Opinion
En nuestra opinión. TODO ES POBIBLE, !NO TE RINDAS!
Hace unos días, en la graduación penúltima de la Pontificia Universidad Católica Madre y Maestra en Santiago, en la cual se invistieron más de dos mil estudiantes a profesionales o carreras técnicas, para salir al ruedo de la realidad de aplicar o seguir aplicando todo cuanto aprendieron en las aulas y a perfeccionarlo aún más con la práctica del día a día en el trabajo.
Dentro de este gran grupo, estuvo el joven, André Morey, estudiante hasta ese momento de Comunicación Audiovisual y Artes Cinematográficas. Este profesional, ayer estudiante, está dentro del Espectro Autista.
Cuando leí la noticia y reseña sobre él, solamente pudo venirme a la mente cuan orgullosos debían estar sus padres porque este logro también era de ellos, como los de cualquiera, pero aún más cuando se trata de personas que tienen este diagnóstico. Porque sabemos lo que sufre toda la familia con los ataques, acoso o bullying que reciben en gran parte de su vida como estudiantes desde que son identificados con esta especialidad.
Solo pudimos imaginarnos nosotros como padres, porque casualmente, nuestro hijo es uno de esos seres especiales que tienen esta condición pero que también se encuentra estudiando la misma carrera que el joven que hemos mencionado más arriba.
Todo padre en este país que tiene un hijo o hija, dentro del Espectro, sabe lo duro que resulta la tarea de buscar darle una educación adecuada y que él mismo pueda ser incluido en alguna escuela dentro del sistema, porque no todas están dispuestas en asumir la inclusión en ese sentido, como en otros casos que tienen que ver con otra condición.
El saber lo que sufren nuestros hijos cuando ya salen de la adolescencia, porque se hacen más conscientes cuando son excluidos de reuniones entre amigos o fiestas o actividades. Por el simple hecho de que poseen esta condición. Sin darse cuenta la calidad de seres humanos que son, con un alma noble, sensible, inteligentes y respetuosos.
Es a veces cuesta arriba para muchas familias de este país poder costear tratamientos, terapias o cuanto requiere el niño o adolescente, para poder insertarse en un medio que muchas veces resulta ser cruel para con ellos.
Ver aquella expresión rozagante y sonriente de cómo salió en la foto del diario digital, y con las expresiones ofrecidas por él, cuando dijo: “Simplemente, no se rindan, no importa los años que se tomen en lograr la meta”. Las mismas reflejan todo el esfuerzo que ha supuesto, no solo para él, sino de seguro para su familia y para todo aquel que está hoy en su misma situación.

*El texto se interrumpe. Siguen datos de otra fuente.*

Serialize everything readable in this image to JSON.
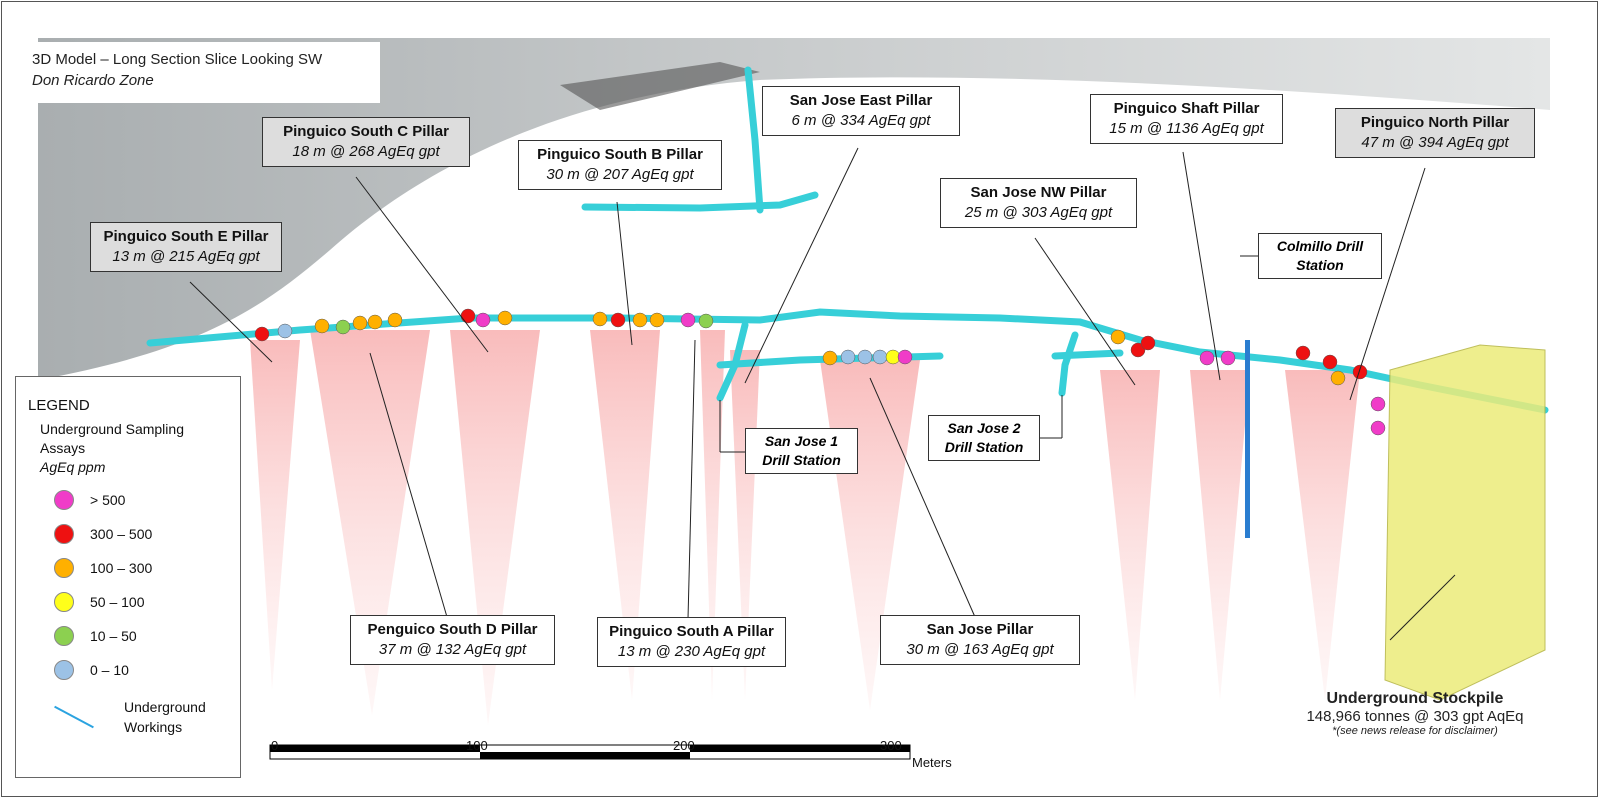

La verdad que ha resultado de mucha emoción, observar este logro personal de este joven, porque es una esperanza para muchas familias que hoy pueden tener sus hijos aún en crecimiento, puedan tener la ansiedad o preocupación de que sus vástagos, podrán salir adelante en un sistema como el nuestro que aún requiere mucha conciencia sobre este tema. Pero ya vieron, se van rompiendo esquemas y paradigmas y esto solo se hace sin rendirse ni doblegarse ante los embates.

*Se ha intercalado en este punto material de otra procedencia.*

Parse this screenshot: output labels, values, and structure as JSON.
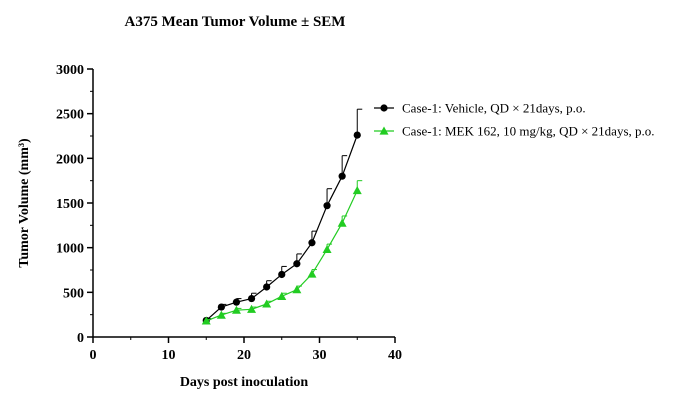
{
  "chart_data": {
    "type": "line",
    "title": "A375 Mean Tumor Volume ± SEM",
    "xlabel": "Days post inoculation",
    "ylabel": "Tumor Volume (mm³)",
    "xlim": [
      0,
      40
    ],
    "ylim": [
      0,
      3000
    ],
    "xticks": [
      0,
      10,
      20,
      30,
      40
    ],
    "yticks": [
      0,
      500,
      1000,
      1500,
      2000,
      2500,
      3000
    ],
    "grid": false,
    "legend_position": "top-right",
    "series": [
      {
        "name": "Case-1: Vehicle, QD × 21days, p.o.",
        "color": "#000000",
        "marker": "circle",
        "points": [
          {
            "x": 15,
            "y": 185,
            "err": 20
          },
          {
            "x": 17,
            "y": 335,
            "err": 30
          },
          {
            "x": 19,
            "y": 390,
            "err": 40
          },
          {
            "x": 21,
            "y": 430,
            "err": 60
          },
          {
            "x": 23,
            "y": 560,
            "err": 70
          },
          {
            "x": 25,
            "y": 700,
            "err": 90
          },
          {
            "x": 27,
            "y": 820,
            "err": 110
          },
          {
            "x": 29,
            "y": 1055,
            "err": 130
          },
          {
            "x": 31,
            "y": 1470,
            "err": 190
          },
          {
            "x": 33,
            "y": 1800,
            "err": 230
          },
          {
            "x": 35,
            "y": 2260,
            "err": 290
          }
        ]
      },
      {
        "name": "Case-1: MEK 162, 10 mg/kg, QD × 21days, p.o.",
        "color": "#22cc22",
        "marker": "triangle",
        "points": [
          {
            "x": 15,
            "y": 180,
            "err": 15
          },
          {
            "x": 17,
            "y": 245,
            "err": 20
          },
          {
            "x": 19,
            "y": 300,
            "err": 20
          },
          {
            "x": 21,
            "y": 310,
            "err": 25
          },
          {
            "x": 23,
            "y": 370,
            "err": 30
          },
          {
            "x": 25,
            "y": 455,
            "err": 35
          },
          {
            "x": 27,
            "y": 530,
            "err": 40
          },
          {
            "x": 29,
            "y": 705,
            "err": 50
          },
          {
            "x": 31,
            "y": 980,
            "err": 60
          },
          {
            "x": 33,
            "y": 1275,
            "err": 80
          },
          {
            "x": 35,
            "y": 1640,
            "err": 110
          }
        ]
      }
    ]
  }
}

No conocemos al joven que nos ha motivado en este artículo, sin embargo, le felicitamos por su esfuerzo y logro y a sus padres por no desmayar y apoyarlo. Así deseamos, no solo para nuestro hijo, sino para todo los padres que puedan estar en la misma situación narrada. Todo es posible y más, si tenemos fe en el Altísimo, que todo lo puede.